Biosimilars have shown to be cost-effective treatments in oncology and hematology, according to Jacopo Giuliani, MD.

Biosimilars have shown to be cost-effective treatments in oncology and hematology, according to Jacopo Giuliani, MD.

“The price of newly registered oncologic drugs is continuously increasing, posing a serious threat to the sustainability of the National Health Systems, especially in countries where the public control and oversight over the prices is limited,” Giuliani, a physician in the Department of Oncology, Mater Salutis Hospital in Legnago, Italy, said in an interview with OncLiveCancer NetworkÒ’s sister publication.

“Medical oncologists and the society as a whole are becoming more and more concerned with the issues of the costs to cure patients with cancer,” he added. “[Medical oncologists] are able to bring attention to the ‘just price’ of new treatments that must reflect the reality of their true benefits, including societal and personal costs.”

An analysis evaluated 5 phase III randomized-controlled trials, which included 2362 patients. to determine the economic impact of biosimilars in oncology and hematology.

Giuliani and colleagues found that biosimilars for rituximab (Rituxan) and trastuzumab (Herceptin) offer economic benefit compared with their reference drugs as first-line treatment in follicular lymphoma and as neoadjuvant breast cancer treatment.

“[I wanted] to assess the pharmacological costs of trastuzumab and rituximab originator versus the corresponding approved biosimilars and their effectiveness of the latter as treatment options,” he said. “We choose to consider trastuzumab and rituximab as paradigmatic examples, with their greatest impact on drug expenditure in oncology and hematology units, respectively.”

The researchers calculated the pharmacological costs necessary to get the benefit in the cancer outcomes using time to treatment failure and pathologic complete response in the biosimilar versus originator arms of each trial. “Calculations were based on an ‘ideal patient’ (Body surface area 1.8 m2; weight 70 kg). The dosage of drugs was considered according to what is reported in each (randomized-controlled trial),” Giuliani said.
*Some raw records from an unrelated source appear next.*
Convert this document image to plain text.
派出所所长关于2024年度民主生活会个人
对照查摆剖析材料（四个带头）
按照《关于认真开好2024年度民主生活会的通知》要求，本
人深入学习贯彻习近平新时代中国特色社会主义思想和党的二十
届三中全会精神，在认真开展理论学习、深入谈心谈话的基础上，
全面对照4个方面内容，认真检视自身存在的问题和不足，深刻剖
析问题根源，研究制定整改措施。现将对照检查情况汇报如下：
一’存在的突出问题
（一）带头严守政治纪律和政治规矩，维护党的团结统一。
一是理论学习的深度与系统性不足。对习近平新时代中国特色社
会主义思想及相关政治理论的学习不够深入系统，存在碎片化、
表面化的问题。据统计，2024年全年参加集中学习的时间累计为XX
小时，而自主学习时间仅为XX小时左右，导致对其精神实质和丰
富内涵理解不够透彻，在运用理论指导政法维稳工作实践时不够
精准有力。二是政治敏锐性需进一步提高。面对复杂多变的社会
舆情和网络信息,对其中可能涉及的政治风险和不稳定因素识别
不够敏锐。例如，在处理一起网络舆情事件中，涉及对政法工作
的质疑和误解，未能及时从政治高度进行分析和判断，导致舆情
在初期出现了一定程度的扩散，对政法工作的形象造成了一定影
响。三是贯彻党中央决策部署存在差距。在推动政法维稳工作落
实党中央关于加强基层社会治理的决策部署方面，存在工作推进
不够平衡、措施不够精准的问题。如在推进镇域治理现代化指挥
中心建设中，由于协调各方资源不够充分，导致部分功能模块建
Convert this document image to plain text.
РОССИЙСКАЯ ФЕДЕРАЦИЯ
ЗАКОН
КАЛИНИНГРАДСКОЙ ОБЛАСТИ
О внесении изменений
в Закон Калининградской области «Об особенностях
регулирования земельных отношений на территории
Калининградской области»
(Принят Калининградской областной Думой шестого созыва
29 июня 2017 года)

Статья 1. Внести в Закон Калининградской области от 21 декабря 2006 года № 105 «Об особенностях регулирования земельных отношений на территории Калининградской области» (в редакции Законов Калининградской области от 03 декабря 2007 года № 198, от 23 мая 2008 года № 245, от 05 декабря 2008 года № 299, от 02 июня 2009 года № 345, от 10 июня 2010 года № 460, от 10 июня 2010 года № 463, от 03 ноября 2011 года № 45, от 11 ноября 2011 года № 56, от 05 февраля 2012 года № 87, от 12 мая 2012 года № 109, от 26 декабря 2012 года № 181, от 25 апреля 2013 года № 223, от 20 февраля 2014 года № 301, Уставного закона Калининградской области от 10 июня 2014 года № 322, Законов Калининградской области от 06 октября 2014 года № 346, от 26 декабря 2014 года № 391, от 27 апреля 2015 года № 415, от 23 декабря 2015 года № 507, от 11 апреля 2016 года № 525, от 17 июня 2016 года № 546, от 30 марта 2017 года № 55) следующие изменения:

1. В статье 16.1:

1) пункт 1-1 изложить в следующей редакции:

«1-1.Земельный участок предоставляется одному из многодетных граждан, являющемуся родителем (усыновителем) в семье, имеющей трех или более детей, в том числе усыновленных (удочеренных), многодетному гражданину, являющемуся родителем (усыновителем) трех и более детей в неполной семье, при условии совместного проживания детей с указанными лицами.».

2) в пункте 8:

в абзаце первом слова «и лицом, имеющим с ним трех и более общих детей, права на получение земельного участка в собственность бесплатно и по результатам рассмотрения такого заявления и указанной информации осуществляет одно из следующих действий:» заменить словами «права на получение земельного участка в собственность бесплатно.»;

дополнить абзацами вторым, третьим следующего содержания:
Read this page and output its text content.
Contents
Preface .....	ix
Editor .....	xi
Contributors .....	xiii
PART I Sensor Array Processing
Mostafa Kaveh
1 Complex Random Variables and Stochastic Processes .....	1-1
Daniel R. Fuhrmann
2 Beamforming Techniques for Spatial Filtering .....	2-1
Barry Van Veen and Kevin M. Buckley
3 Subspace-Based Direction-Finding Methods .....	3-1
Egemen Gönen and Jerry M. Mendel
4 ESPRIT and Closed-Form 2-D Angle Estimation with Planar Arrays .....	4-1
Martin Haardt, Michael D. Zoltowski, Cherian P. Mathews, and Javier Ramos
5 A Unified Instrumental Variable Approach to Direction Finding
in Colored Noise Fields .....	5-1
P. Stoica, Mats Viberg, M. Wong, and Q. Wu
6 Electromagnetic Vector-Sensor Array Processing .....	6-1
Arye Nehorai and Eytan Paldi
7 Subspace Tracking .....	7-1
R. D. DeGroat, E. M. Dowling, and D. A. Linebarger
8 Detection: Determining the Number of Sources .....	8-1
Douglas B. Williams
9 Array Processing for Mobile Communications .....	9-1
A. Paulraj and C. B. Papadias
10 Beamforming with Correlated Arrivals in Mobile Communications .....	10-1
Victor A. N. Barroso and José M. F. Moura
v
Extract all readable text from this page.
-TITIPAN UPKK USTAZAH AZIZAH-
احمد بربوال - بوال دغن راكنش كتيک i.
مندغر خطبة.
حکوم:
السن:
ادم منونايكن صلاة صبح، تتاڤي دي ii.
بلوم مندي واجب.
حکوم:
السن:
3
Translated from euros, the biosimilar to rituximab saved approximately $304.38, compared with rituximab, each month. Similarly, the biosimilar to trastuzumab saved about $3647.25 compared with its counterpart each month. Moreover, the data indicated that biosimilars cost about 40% less than the originator.

In the US, the FDA has approved 5 trastuzumab biosimilars: MYL-1401O (Ogivri; trastuzumab-dkst), CT-P6 (Herzuma; trastuzumab-pkrb), SB3 (Ontruzant; trastuzumab-dttb), PF-05280014 (Trazimera; trastuzumab-qyyp), and ABP 980 (Kanjinti; trastuzumab-anns). In addition, 2 rituximab biosimilars are also approved by the FDA: CT-P10 (Truxima; rituximab-abbs) and PF-05280586 (rituximab-pvvr; Ruxience).

Moreover, there are potentially different monoclonal antibodies and granulocyte colony stimulating factors also in development. Giuliani noted that a similar analysis should be conducted in the United States.